La campagna di Francia del 1940 rappresenta sicuramente uno degli eventi più straordinari della Seconda guerra mondiale, se non dell’intera storia militare. Le operazioni belliche che in quell’anno videro la Germania nazista sbaragliare in poco più di un mese le forze alleate sul fronte occidentale influenzano ancora oggi le tattiche adottate nei teatri di guerra contemporanei.
La vittoria tedesca sulla Francia mise in evidenza l’efficacia della dottrina bellica della Blitzkrieg (guerra lampo), ossia quella tattica militare finalizzata a provocare uno shock psicologico nelle forze avversarie e la loro conseguente disorganizzazione e disgregazione, facendo leva su quattro elementi principali: rapidità, sorpresa, superiorità di mezzi e potenza di fuoco.
Il successo tedesco, inoltre, confermò il ruolo cruciale giocato dal carro armato, un’arma che costituiva ancora una novità per l’epoca, e il cui potenziale non era compreso a pieno da tutti i Paesi belligeranti. Con la campagna di Francia, la guerra corazzata si era ormai imposta come elemento cardine di tutte le future operazioni belliche del conflitto.
Rapporti di forza
Allo scoppio della Seconda guerra mondiale il 1° settembre del 1939, la Francia era ancora estremamente fiduciosa nelle proprie capacità belliche. I francesi erano, in effetti, superiori alla Germania nazista sotto diversi aspetti. Nonostante l’incremento della spesa militare tedesca negli anni precedenti al conflitto, Parigi disponeva ancora di un numero superiore di pezzi d’artiglieria e soldati mobilitabili, mentre l’aviazione francese eguagliava per effettivi la Luftwaffe.
Anche in termini di mezzi corazzati la Francia appariva di gran lunga in vantaggio con ben 3.254 carri armati dispiegati sul suo fronte nord-orientale, contro i 2.439 dei tedeschi. In aggiunta, il carro armato medio francese, il Somua S35 e il pesante Char B1 erano considerati superiori alle loro controparti tedesche, ossia il Panzer III e il Panzer IV.
A incrementare ulteriormente la confidenza francese, vi erano anche i contingenti messi in campo dalla Gran Bretagna, con una British Expeditionary Force (BEF) forte di 14 divisioni schierate sul confine con il Belgio.
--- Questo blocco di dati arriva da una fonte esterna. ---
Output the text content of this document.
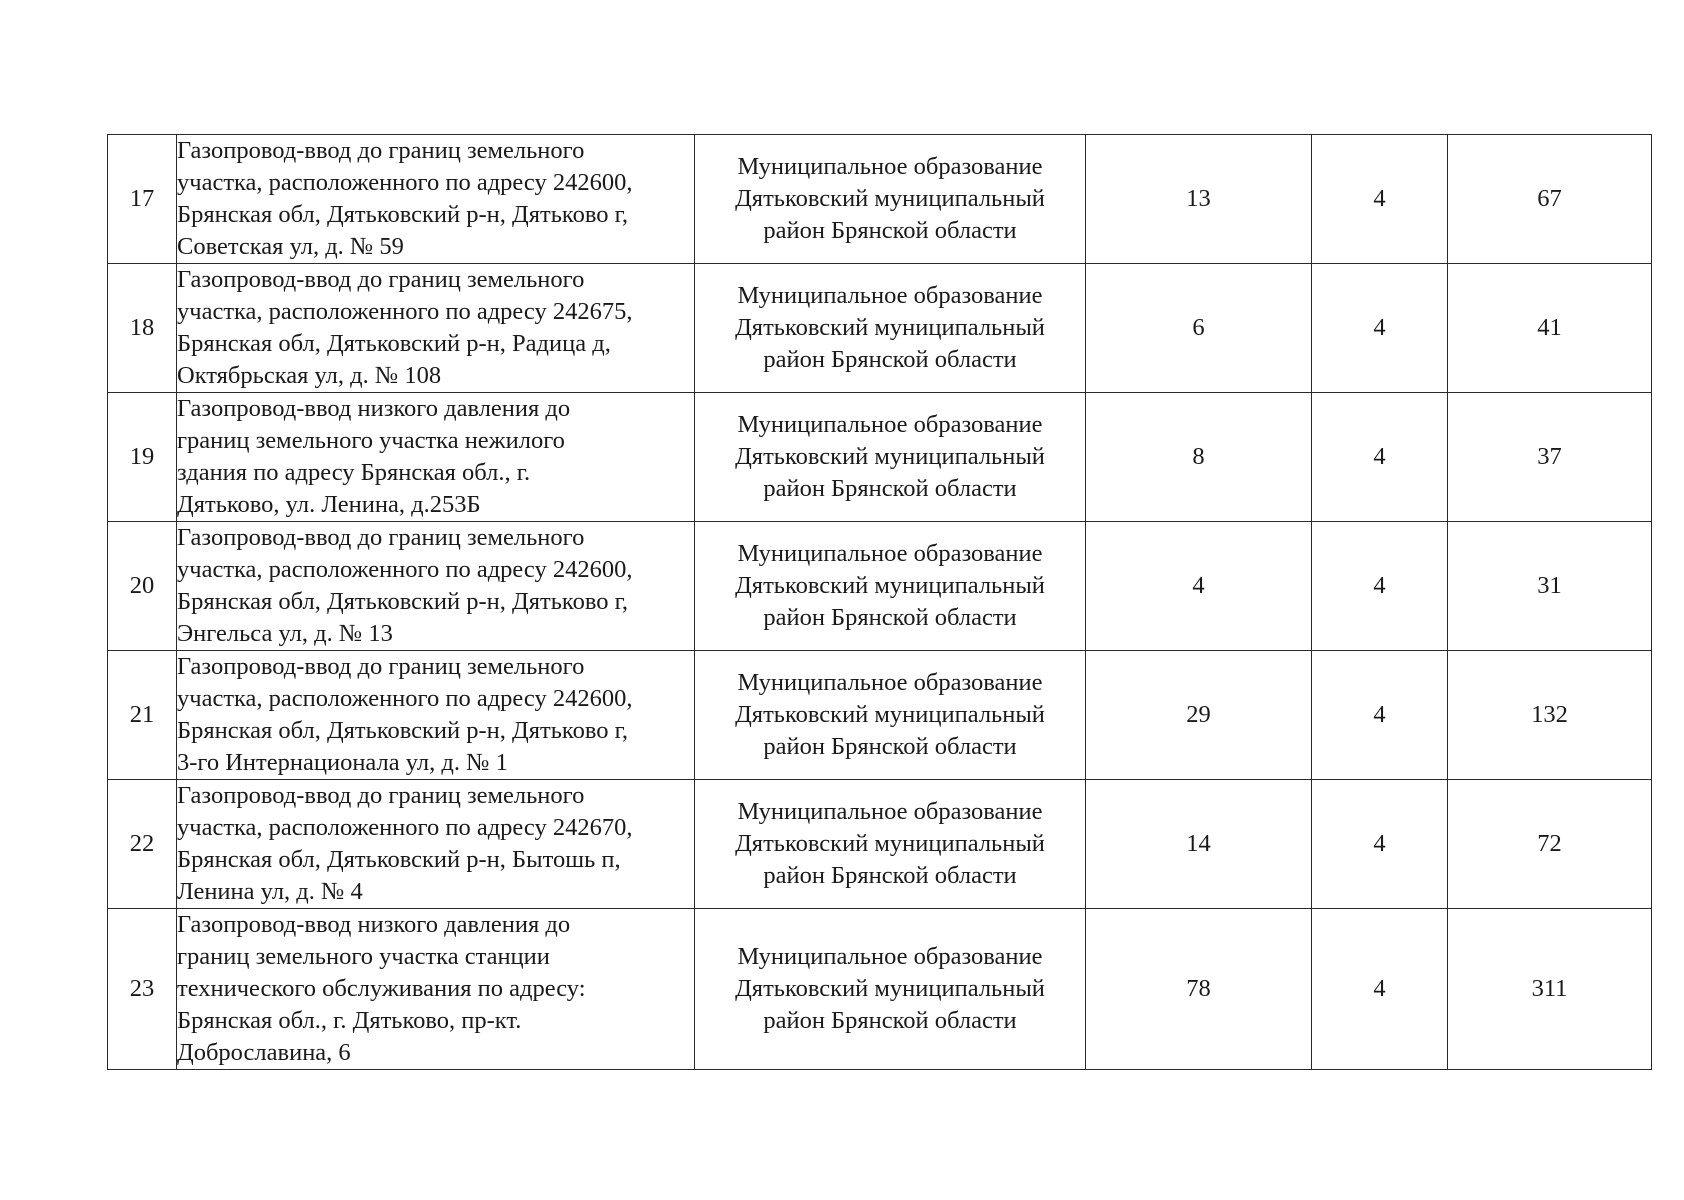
17	Газопровод-ввод до границ земельного
участка, расположенного по адресу 242600,
Брянская обл, Дятьковский р-н, Дятьково г,
Советская ул, д. № 59	Муниципальное образование
Дятьковский муниципальный
район Брянской области	13	4	67
18	Газопровод-ввод до границ земельного
участка, расположенного по адресу 242675,
Брянская обл, Дятьковский р-н, Радица д,
Октябрьская ул, д. № 108	Муниципальное образование
Дятьковский муниципальный
район Брянской области	6	4	41
19	Газопровод-ввод низкого давления до
границ земельного участка нежилого
здания по адресу Брянская обл., г.
Дятьково, ул. Ленина, д.253Б	Муниципальное образование
Дятьковский муниципальный
район Брянской области	8	4	37
20	Газопровод-ввод до границ земельного
участка, расположенного по адресу 242600,
Брянская обл, Дятьковский р-н, Дятьково г,
Энгельса ул, д. № 13	Муниципальное образование
Дятьковский муниципальный
район Брянской области	4	4	31
21	Газопровод-ввод до границ земельного
участка, расположенного по адресу 242600,
Брянская обл, Дятьковский р-н, Дятьково г,
3-го Интернационала ул, д. № 1	Муниципальное образование
Дятьковский муниципальный
район Брянской области	29	4	132
22	Газопровод-ввод до границ земельного
участка, расположенного по адресу 242670,
Брянская обл, Дятьковский р-н, Бытошь п,
Ленина ул, д. № 4	Муниципальное образование
Дятьковский муниципальный
район Брянской области	14	4	72
23	Газопровод-ввод низкого давления до
границ земельного участка станции
технического обслуживания по адресу:
Брянская обл., г. Дятьково, пр-кт.
Доброславина, 6	Муниципальное образование
Дятьковский муниципальный
район Брянской области	78	4	311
Non da sottovalutare erano, inoltre, gli uomini dispiegabili da Olanda e Belgio. Di fatto, i due Paesi del Benelux, sebbene in quel momento neutrali, di fronte a un’ eventuale aggressione tedesca, si sarebbero uniti allo sforzo bellico dalla parte degli Alleati. L’esercito olandese ammontava a circa 400.000 uomini mentre quello belga a 650.000. In totale, nella primavera del 1940, le forze alleate sul fronte occidentale raggiungevano le 151 divisioni contro le sole 134 schierate dai tedeschi.
Le illusioni francesi
In seguito al primo conflitto mondiale, la Francia aveva abbandonato la sua dottrina militare tradizionale basata sull’offensiva a favore di una strategia di natura difensiva. In tale ottica, un ruolo cruciale era giocato dalla Linea Maginot, costruita tra il 1930 e il 1937, la quale proteggeva il confine francese con la Germania, dispiegandosi da Basilea, in Svizzera, sino alla frontiera tra Francia e Lussemburgo. Il mastodontico sistema di fortificazioni lasciava invece sguarnito il confine con il neutrale Belgio.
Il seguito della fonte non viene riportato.